Just a few days from the New York primary, the New York Post has released its endorsement in the Republican race: Donald Trump.
Well, except the candidate the Post endorsed doesn't really seem like Trump at all. The Post seems to be betting on President Trump being nothing like the Trump on the campaign trail.
The Post editorial board wrote:
Should he win the nomination, we expect Trump to pivot — not just on the issues, but in his manner. The post-pivot Trump needs to be more presidential: better informed on policy, more self-disciplined and less thin-skinned.
The Post then went on to name some of the policies and rhetoric it expects Trump to change, characterizing these issues as "rookie mistakes" on Trump's part:
No, pulling US troops out of Japan and South Korea — and pushing both countries to go nuclear to defend themselves — is not remotely a good idea. American commitments may need rethinking — but careful rethinking.

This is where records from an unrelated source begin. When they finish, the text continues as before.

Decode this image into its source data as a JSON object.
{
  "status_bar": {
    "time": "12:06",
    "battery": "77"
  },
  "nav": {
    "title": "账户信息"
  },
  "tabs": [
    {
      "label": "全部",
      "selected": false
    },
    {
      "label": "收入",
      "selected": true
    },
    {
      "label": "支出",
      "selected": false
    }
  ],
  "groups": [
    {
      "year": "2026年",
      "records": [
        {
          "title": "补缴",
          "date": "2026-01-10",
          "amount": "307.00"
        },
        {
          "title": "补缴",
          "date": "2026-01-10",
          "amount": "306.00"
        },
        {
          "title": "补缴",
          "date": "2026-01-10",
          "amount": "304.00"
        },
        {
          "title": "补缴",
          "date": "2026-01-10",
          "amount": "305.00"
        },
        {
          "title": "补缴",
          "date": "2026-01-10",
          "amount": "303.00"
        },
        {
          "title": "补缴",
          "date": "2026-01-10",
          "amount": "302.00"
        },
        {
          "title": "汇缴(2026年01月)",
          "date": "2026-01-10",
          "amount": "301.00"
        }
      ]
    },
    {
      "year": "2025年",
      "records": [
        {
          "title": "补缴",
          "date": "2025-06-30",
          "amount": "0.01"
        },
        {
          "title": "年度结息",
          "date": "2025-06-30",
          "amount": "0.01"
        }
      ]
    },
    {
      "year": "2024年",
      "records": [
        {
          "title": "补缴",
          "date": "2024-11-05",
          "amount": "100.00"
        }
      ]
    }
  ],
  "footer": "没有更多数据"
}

Yes, controlling the border is one of Washington’s fundamental duties — but "Build the Wall" is far too simplistic a policy for a nation of immigrants.

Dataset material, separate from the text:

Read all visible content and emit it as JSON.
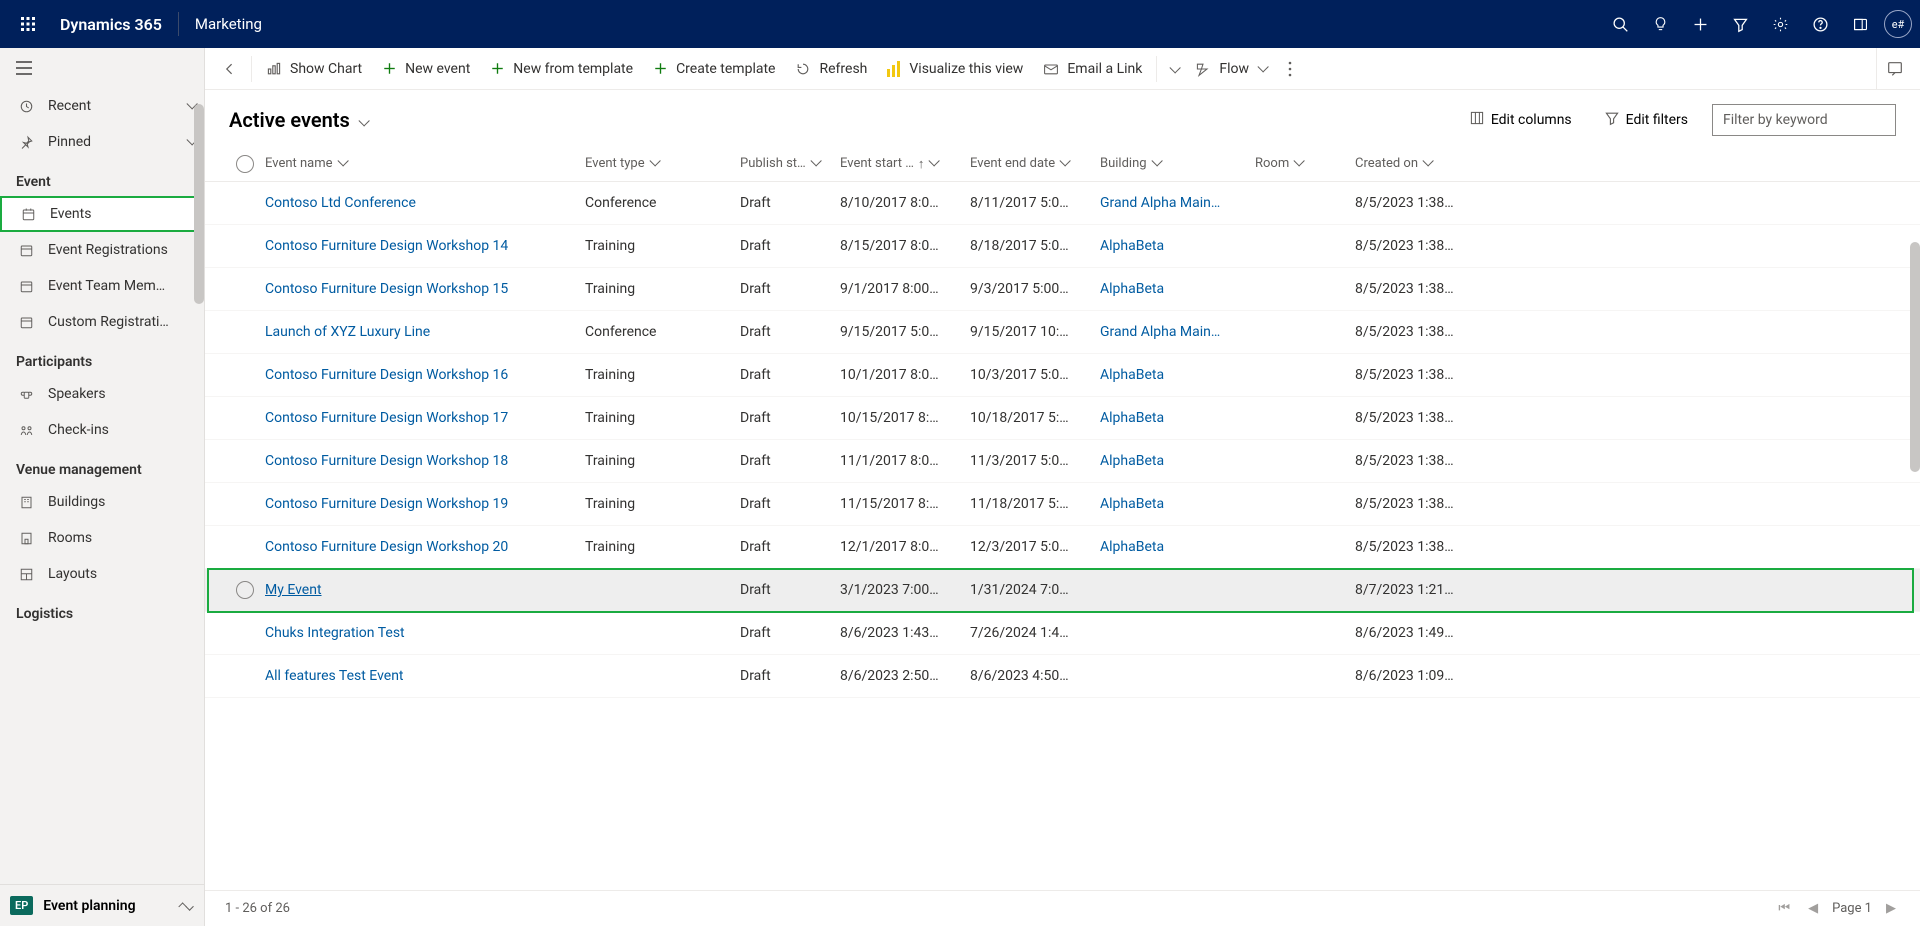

By all means, get the best trade deals for America — but remember that trade means cheaper goods for the less well-off, and challenge US industries to improve.
Trump’s language, too, has too often been amateurish, divisive — and downright coarse.
It would be one thing if the Post was just expecting Trump to change on a few issues. But this is expecting Trump to do a 180 from his entire campaign. Trump's campaign launched on the idea of building a big wall at the US-Mexico border. It launched on the idea of using coarse language in a rejection of what Trump calls "political correctness." He has been insistent that the US should stop paying for troops in other countries without getting anything in return, and that he would allow a trade war if other countries didn't bend to his whim on trade.
The Post, for its part, seems to believe Trump will change because he's a "do-er" and "businessman" who "reflects the best of 'New York values.'" But those are pretty vague reasons to expect a candidate to literally change his entire campaign after he wins the Republican nomination.